One of our initial goals for the passive immunization using the tier 2 SHIV-2873Nip had been to compare in vivo protection with in vitro neutralization titers of serum samples collected at the time of virus exposure. We now realize that the role of Abs directed against HIV-1/SHIV is more complex in vivo and that the currently used neutralization assays have a narrow focus on prevention of virus entry. A more complex interaction of Abs and virus with primary cells is captured to a certain degree in PBMC-based assays but only if the Ab-virus mixture is left with the cells for several days, a protocol we have followed when assessing SHIVIG in vitro. In contrast, most neutralization assays include a washing step, in which the virus-Ab mixture is removed, thus not allowing ADCC activity to impact the final readout. Currently, routine neutralization assays do not query the influence of complement, and their lack of predictive value may be due to their oversimplified readout and lack of probing mechanisms that may influence the outcome in vivo.

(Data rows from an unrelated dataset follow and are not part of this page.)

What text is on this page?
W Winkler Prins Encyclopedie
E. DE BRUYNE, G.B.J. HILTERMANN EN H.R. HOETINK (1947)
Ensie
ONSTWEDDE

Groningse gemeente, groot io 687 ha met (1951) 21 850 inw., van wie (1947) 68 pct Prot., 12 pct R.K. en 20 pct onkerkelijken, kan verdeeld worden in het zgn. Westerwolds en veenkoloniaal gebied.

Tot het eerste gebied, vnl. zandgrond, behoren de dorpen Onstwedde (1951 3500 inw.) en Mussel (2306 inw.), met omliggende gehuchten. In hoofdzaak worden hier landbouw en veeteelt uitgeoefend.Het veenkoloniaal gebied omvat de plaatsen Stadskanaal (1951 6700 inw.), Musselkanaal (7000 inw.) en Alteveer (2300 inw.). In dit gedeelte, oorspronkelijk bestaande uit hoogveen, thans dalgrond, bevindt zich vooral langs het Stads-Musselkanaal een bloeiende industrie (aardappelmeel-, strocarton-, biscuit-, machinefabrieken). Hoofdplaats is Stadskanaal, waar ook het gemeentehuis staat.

To summarize, passive immunization with SHIVIG yielded partial protection at higher doses and may have increased viral acquisition at the low dose – a perplexing finding. Future studies are required to address the following questions: Can the Ab-mediated infection-enhancing activity be separated from protective functions, such as neutralization, ADCVI and ADCC? More important still, can immunogens be designed that will elicit protective but not infection-enhancing Abs? Will it be possible to induce durable nAb responses at sufficiently high levels to counteract any potential Ab-mediated enhancement of infection?